Prototype (The Militia Group)
By: Vinnie Apicella
Forget about who they are and where they came from-- and where they're going for that matter. How often do you hear of a band crossed between Helmet and early Def Leppard? Seems preposterous, but you just have to listen nonetheless. There's a little Joe Elliott in Josh Loucka's rather raised pitch and yeah, save for the Lep's sugary backing vox, there's a little bit of "Hello America" in there somewhere and with a thinner production level than any of the later records would indicate. Helmet-- they were heavier and fuzzier than anything here but the riffs are choppy and dense in a similar way but the tunes come away more like Rocket From The Crypt or Supersuckers recalling the band members' individual Punk Rock and Indie upbringing with groups like Burn, Shift, and Flashpoint. There's freshness in the combination of things they do which might have something to do with their NY to LA transition, that combines a playful Pop charm with a coarser Punk edge, and thrift shop mix that lends a vintage blues vibe to tunes like "Deliver Me" or the hard rockin' "Private War" and "Adds Up To You."

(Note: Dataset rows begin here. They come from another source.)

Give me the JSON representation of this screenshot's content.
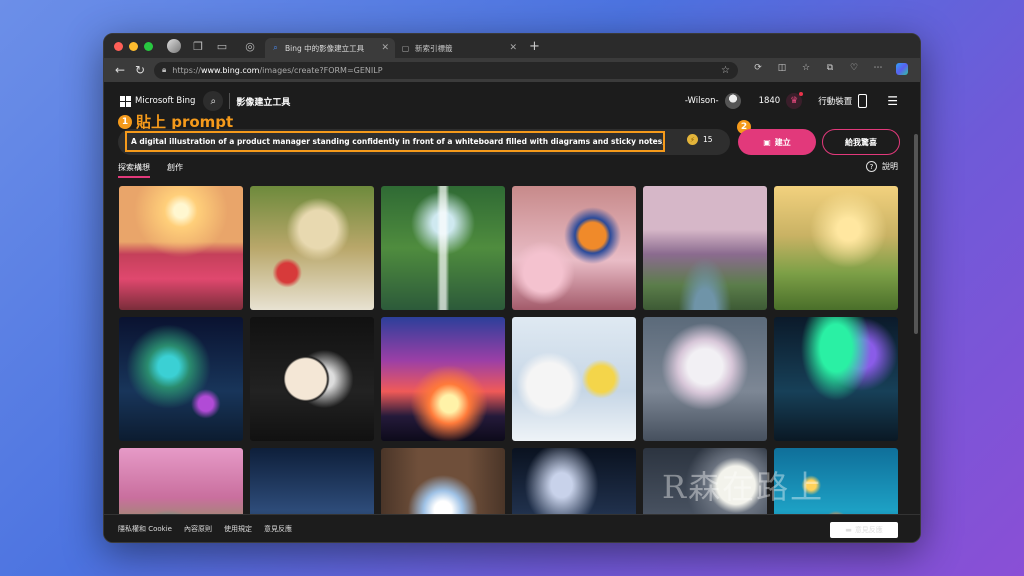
{
  "browser": {
    "tabs": [
      {
        "label": "Bing 中的影像建立工具",
        "active": true
      },
      {
        "label": "新索引標籤",
        "active": false
      }
    ],
    "url_prefix": "https://",
    "url_host": "www.bing.com",
    "url_path": "/images/create?FORM=GENILP"
  },
  "header": {
    "brand": "Microsoft Bing",
    "tool_title": "影像建立工具",
    "user_name": "-Wilson-",
    "points": "1840",
    "mobile_label": "行動裝置"
  },
  "annotations": {
    "step1_num": "1",
    "step1_text": "貼上 prompt",
    "step2_num": "2"
  },
  "prompt": {
    "text": "A digital illustration of a product manager standing confidently in front of a whiteboard filled with diagrams and sticky notes, showc",
    "boosts": "15",
    "create_label": "建立",
    "surprise_label": "給我驚喜"
  },
  "page_tabs": [
    {
      "label": "探索構想",
      "active": true
    },
    {
      "label": "創作",
      "active": false
    }
  ],
  "help_label": "說明",
  "gallery": [
    {
      "name": "tulip-field-sunset"
    },
    {
      "name": "picnic-basket-flowers"
    },
    {
      "name": "waterfall-rainbow"
    },
    {
      "name": "butterfly-cherry-blossom"
    },
    {
      "name": "cherry-blossom-river"
    },
    {
      "name": "kite-park"
    },
    {
      "name": "glowing-fantasy-tree"
    },
    {
      "name": "crescent-moon-flowers"
    },
    {
      "name": "horse-rider-sunset"
    },
    {
      "name": "polar-bears-lemonade"
    },
    {
      "name": "white-flower-bouquet"
    },
    {
      "name": "aurora-lake"
    },
    {
      "name": "pink-garden-peacock"
    },
    {
      "name": "night-city-skyline"
    },
    {
      "name": "library-light"
    },
    {
      "name": "milky-way-mountains"
    },
    {
      "name": "polar-bear-moon"
    },
    {
      "name": "underwater-coral"
    }
  ],
  "watermark": "R森在路上",
  "footer": {
    "links": [
      "隱私權和 Cookie",
      "內容原則",
      "使用規定",
      "意見反應"
    ],
    "feedback_button": "意見反應"
  },
  "colors": {
    "accent": "#e2397b",
    "annotation": "#f59a1b"
  }
}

Of course we could go further in the label dropping scheme, tossing in Emo-Rock and Indie-- The Def Leppard thing just doesn't go away though. "Sorrow Is A Woman--" and the thing is, even DL fans probably couldn't name six songs off their first "On Through The Night" record. No-- there's not even a hint of the sticky-fingered crap the band came out with when they lost their urge to play. "Automatic" could've been written by The Romantics in the '80s or The Strokes today and few could tell a difference -- gritty Rock you can groove or get gassed to. "Prototype" picks up steam in the latter half of its ten tracks. "We All End Up Dead" downshifts a might, suddenly vindicating my prior but unprovoked comparisons to recent AFI successes, stripped clean and wholly organic with Loucka's voice and guitar play stepping in and out of the Havoc/Puget pool. "Prototype" follows no one model in particular and abandons the blueprint formula for chunky three-chord inspired Heavy Rock to incorporate a mix of popular styles and still comes away as authentic and original. Not an easy thing to do.